The irrationality and poor decision making and erratic, even stupid, behavior; that worked well in the tale of a broken Android, a torn freedom fighter, and a suicidal God, does not work well in the BATMAN books.
The very conceit for the whole three volumes, is that Batman (the world’s greatest detective and inventor), is distraught about an emotionally damaged ward, and decides in a world of super scientists, magicians, and Gods, the only way to help his ward, is by stealing a mediocre villain, with the power to make people feel happy, so he can smile at Batman’s traumatized ward and make her feel happy. If that is not a brain-dead enough premise, it becomes even more moronic, when he decides to accomplish this by putting together a suicide squad and risking war and death, and doing this knowing it will wake a retired and sleeping dragon.
It is just the type of moronic plotting one tends to associate with brain-damaged villains seeking world conquest, not the resourceful Batman. And adding stupidity on stupidity, KIng redefines what drives Batman, to be not a sense of justice, or outrage, but a desire toward… (wait for it) Suicide.
And that definition doesn’t stick. Not with any interpretation of the character that makes sense. The desire to die doesn’t push you to be a beyond Olympic level athlete, it doesn’t push you to endure, it doesn’t push you to overcome.
Ultimately this addled definition is Tom King’s definition of the character, unfortunately, it seems to be the same broken, frayed creature that he tries to shape all the characters he writes into. And what worked with THE VISION, and THE OMEGA MEN, and seems to be working with MISTER MIRACLE, does inherently not work, does not graft, does not fit… onto the character of Bruce Wayne/Batman. Plus I can really do without the Yellow costumed Sidekick. I can do without the sidekick dynamic period. Either make him his own character (his own man) and get him out of the insipid yellow costume, or don’t have the character in the book.

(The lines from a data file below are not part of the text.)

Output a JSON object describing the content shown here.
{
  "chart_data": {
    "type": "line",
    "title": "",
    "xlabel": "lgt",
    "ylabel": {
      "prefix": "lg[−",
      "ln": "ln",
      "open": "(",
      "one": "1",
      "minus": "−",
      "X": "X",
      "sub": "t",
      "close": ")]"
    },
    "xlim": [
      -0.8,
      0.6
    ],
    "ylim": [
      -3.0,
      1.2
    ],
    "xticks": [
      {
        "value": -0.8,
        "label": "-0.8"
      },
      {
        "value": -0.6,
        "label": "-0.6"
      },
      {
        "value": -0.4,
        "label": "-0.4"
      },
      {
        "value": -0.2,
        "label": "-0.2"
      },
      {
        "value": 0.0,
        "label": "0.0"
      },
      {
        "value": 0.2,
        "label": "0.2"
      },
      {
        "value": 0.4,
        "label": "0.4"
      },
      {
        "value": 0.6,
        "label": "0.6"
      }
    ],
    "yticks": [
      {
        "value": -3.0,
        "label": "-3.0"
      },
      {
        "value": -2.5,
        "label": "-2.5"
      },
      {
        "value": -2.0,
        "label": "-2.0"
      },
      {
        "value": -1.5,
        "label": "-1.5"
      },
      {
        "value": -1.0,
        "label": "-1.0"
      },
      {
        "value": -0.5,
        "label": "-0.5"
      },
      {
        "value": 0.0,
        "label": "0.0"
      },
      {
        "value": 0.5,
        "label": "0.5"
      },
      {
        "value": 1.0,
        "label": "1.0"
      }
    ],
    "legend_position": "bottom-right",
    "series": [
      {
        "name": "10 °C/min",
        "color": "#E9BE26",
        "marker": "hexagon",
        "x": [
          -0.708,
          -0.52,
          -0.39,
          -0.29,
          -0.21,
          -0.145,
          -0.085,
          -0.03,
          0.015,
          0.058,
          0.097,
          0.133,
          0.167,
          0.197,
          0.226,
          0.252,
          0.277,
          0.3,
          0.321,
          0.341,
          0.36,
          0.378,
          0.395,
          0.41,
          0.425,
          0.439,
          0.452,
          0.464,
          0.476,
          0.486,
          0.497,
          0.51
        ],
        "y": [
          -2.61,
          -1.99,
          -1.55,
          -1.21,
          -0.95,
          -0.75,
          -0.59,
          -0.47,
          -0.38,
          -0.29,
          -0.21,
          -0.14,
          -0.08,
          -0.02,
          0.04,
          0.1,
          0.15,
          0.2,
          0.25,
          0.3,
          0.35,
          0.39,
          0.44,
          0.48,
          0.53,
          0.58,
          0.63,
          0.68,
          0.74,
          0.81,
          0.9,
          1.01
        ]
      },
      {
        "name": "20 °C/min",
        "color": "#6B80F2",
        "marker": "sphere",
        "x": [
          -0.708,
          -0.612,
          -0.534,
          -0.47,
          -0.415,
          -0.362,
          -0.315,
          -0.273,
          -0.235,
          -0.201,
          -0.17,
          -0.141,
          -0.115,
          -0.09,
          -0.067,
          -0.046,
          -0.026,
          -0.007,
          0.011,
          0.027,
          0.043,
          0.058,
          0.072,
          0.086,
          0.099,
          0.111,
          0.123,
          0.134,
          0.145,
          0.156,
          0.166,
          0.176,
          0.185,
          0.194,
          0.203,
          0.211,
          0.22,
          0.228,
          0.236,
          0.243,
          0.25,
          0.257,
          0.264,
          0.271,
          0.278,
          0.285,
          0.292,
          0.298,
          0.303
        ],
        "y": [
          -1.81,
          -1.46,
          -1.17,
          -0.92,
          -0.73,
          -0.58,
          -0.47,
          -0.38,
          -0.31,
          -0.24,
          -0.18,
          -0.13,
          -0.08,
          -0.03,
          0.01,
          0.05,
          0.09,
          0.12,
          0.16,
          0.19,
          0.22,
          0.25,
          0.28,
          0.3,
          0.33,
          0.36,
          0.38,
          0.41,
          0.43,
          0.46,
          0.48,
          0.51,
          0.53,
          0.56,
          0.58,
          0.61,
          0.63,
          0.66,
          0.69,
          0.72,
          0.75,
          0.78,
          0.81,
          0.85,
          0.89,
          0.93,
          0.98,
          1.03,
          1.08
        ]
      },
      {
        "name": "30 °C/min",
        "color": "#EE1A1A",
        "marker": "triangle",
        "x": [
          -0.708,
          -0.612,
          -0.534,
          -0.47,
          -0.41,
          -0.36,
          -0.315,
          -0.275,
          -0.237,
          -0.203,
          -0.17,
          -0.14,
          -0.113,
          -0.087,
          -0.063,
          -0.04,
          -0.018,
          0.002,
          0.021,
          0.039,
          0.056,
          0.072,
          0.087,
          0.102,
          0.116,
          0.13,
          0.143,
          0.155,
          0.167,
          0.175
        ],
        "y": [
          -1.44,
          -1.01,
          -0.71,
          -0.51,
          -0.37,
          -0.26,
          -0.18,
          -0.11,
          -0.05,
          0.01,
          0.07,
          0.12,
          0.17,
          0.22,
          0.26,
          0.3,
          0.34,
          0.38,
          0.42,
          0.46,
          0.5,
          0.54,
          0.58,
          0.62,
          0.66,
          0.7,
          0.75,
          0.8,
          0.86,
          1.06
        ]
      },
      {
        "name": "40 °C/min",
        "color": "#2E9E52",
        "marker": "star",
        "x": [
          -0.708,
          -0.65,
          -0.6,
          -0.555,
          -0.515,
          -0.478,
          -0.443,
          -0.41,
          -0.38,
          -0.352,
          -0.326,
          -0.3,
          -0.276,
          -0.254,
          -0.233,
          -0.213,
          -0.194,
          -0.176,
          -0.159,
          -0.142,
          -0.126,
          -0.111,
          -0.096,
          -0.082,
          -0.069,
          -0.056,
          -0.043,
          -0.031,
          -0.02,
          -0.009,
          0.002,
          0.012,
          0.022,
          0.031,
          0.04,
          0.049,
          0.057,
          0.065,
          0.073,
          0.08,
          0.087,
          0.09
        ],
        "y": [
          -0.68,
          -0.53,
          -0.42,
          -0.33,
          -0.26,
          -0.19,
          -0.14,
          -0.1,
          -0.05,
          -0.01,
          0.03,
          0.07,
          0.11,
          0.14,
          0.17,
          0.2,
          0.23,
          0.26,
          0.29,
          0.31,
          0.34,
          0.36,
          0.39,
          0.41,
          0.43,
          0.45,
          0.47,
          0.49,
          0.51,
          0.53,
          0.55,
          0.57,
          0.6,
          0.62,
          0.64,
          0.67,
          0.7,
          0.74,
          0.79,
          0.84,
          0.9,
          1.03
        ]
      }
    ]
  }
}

Tom King is instead of tailoring the story to the character, seemingly making every character fit into the same story mold. All Tom King’s character are horrible tacticians, who make horrendous plans. That is not any type of Batman I want to read about. I picked up the three Tom King Batman volumes from the library to give a try, and I am so glad I didn’t buy them. It is surprisingly uninteresting, tedious, and disappointing reading.